We’re home, back in our 150-year-old house on Main Street in small-town Ohio. And how can it feel so good? Especially after nearly a month of alluring palaces and temples and pyramids and a cruise down the Nile and walking in a city built with Jerusalem stone.
It’s all still here—that creak on the third step, the rattle of the foyer windows, and the patina of the wide-board floors. The newel post still holds up the banister worn smooth by the hands of adults and the bottom sides of kids. The sun hasn’t forgotten how to peek through the rose-tinted living room windows. And my many clocks are still ticking and chiming and swinging their pendulums.
After eating shawarma in Egypt and upside-down chicken in Jordan and falafel in Israel, how can a bowl of popcorn taste so good? How can it be so satisfying to fill an entire glass with ice before pouring water? And I could go on—our own bed, with an American-style top sheet, bubble bath, clothes in drawers, and real Diet Cokes, not Zeroes.

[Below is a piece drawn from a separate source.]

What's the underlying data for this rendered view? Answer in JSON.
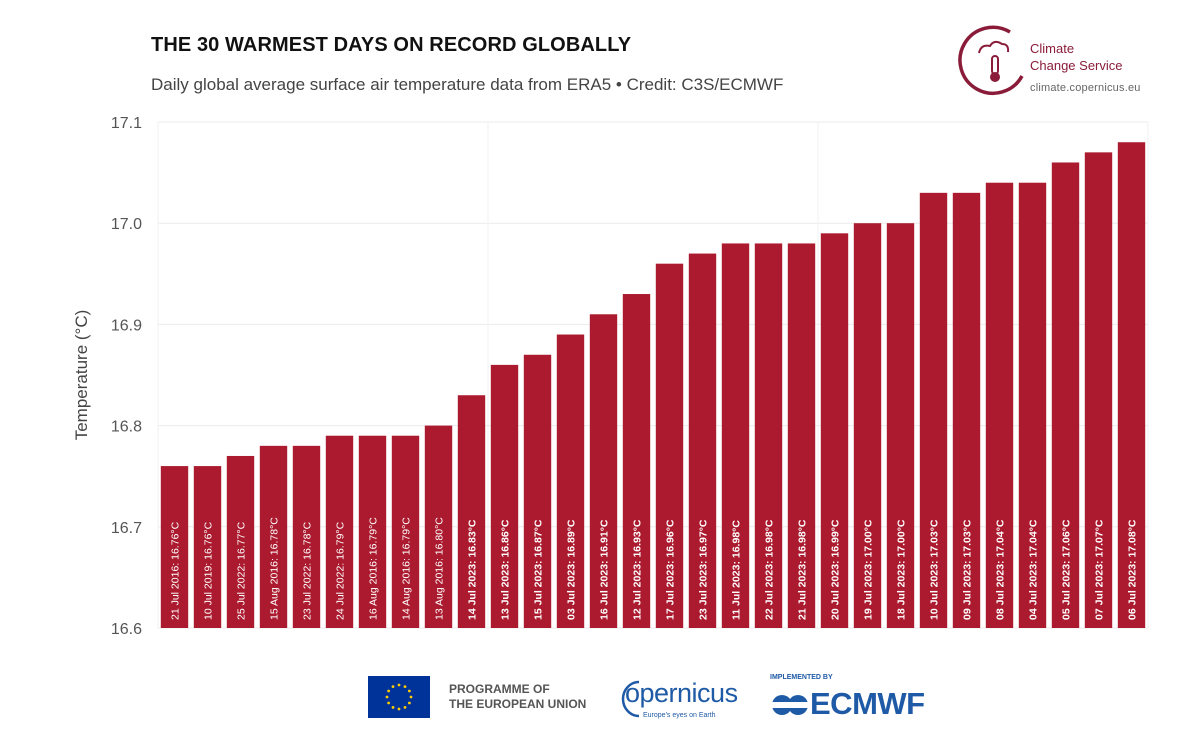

My delight in these at-home pleasures has made me feel like a stick-in-the-mud old fogy. But then I read this study. Coming home, scientists have found, makes your brain release extra doses of dopamine, the feel-good hormone. At least if you’re a mouse. Mice who are returned to their home cages experienced a rush of dopamine equal to the surge from a dose of cocaine.
No wonder the popcorn was so good and the ice. No wonder the squeaky floorboards under my feet and the banister under my hand makes me feel like a child returned to her mother.
I love to travel. And I wouldn’t say that the best part of traveling is coming home. But when you’re almost seventy, it’s close.